MOLLIE HEMINGWAY (THE FEDERALIST): It's just amazing that for four years, every time there was a mean tweet we were told that it was fascism come to America. And then you actually have the government ordering corporations what to do, telling individuals what to do, and the same people who were hysterical for the last four years don't seem to notice what's happening. This is a tremendous assault on American constitutional governance. It's going to require everybody to stand up and resist and fight. But we can't count on anyone in the media because they believe their job is to support one political party over its political opponents and they will paper over all these things that just a few years ago they would have thought horrific and unacceptable of any president.
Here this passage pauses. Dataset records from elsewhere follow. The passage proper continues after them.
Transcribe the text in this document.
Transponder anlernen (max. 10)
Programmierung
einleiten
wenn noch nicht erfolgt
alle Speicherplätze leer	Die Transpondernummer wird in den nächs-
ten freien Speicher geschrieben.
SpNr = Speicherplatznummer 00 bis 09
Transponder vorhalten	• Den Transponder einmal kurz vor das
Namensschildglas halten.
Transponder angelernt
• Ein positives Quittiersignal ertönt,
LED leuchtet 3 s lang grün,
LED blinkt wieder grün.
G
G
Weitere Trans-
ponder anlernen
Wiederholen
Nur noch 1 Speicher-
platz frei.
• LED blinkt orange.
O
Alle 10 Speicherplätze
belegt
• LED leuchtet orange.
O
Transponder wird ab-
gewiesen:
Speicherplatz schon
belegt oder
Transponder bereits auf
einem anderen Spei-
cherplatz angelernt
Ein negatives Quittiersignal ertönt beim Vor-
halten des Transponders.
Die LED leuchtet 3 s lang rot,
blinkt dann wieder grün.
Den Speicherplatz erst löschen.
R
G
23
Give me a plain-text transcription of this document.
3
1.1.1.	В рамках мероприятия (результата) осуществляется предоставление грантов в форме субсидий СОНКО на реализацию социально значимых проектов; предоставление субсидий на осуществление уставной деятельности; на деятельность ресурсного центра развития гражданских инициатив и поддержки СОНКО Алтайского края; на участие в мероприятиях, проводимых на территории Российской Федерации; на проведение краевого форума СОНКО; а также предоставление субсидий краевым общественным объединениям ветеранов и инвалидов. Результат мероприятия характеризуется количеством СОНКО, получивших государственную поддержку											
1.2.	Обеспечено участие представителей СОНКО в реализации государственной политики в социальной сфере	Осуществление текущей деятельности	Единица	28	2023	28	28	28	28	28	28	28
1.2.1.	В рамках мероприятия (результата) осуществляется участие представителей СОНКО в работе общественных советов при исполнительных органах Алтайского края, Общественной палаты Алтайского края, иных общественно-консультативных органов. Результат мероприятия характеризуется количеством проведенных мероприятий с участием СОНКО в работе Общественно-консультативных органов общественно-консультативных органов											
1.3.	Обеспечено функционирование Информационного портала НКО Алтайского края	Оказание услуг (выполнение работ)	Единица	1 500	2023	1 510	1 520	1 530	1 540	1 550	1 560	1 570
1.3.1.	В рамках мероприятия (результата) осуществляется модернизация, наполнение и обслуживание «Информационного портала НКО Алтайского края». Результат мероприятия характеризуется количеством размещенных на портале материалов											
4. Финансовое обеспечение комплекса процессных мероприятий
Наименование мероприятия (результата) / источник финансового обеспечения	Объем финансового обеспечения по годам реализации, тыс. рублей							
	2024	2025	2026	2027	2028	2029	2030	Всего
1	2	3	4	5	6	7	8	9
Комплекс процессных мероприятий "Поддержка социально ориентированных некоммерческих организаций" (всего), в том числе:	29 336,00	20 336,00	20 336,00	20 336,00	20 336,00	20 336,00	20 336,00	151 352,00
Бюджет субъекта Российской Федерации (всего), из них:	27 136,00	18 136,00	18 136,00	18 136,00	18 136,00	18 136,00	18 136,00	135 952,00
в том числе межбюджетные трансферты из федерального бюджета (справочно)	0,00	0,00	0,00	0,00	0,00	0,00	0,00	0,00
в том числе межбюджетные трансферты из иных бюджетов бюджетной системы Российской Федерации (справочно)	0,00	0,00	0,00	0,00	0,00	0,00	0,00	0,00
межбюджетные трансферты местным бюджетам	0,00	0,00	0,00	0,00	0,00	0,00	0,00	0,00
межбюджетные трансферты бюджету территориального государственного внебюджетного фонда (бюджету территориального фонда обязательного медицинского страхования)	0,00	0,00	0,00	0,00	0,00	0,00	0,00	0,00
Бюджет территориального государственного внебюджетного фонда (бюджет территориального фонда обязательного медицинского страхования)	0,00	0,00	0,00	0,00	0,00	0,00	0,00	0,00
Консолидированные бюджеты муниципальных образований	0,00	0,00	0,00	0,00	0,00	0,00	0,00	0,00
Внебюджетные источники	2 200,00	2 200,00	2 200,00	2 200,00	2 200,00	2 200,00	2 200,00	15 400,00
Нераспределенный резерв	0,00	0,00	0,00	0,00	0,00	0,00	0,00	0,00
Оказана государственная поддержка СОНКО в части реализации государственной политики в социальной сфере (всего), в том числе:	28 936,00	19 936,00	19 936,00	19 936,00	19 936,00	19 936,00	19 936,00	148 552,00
This blatant lack of self-awareness continued into the morning. Introducing a news update on Fox & Friends, co-host Steve Doocy said that Biden's order "could put jobs on the line for millions of hard-working Americans who will not have a choice."

Fox News correspondent Mark Meredith also attempted to turn this into a political gotcha moment, in line with the network's efforts to scaepgoat undocumented immigrants for COVID-19 infections despite a total lack of validity.

"Some people were noting that in the speech last night, there was no mention of requiring migrants crossing into the U.S. to get the jab," Meredith said — though one could suppose that this problem would be solved if any of them were to apply for jobs at Fox News.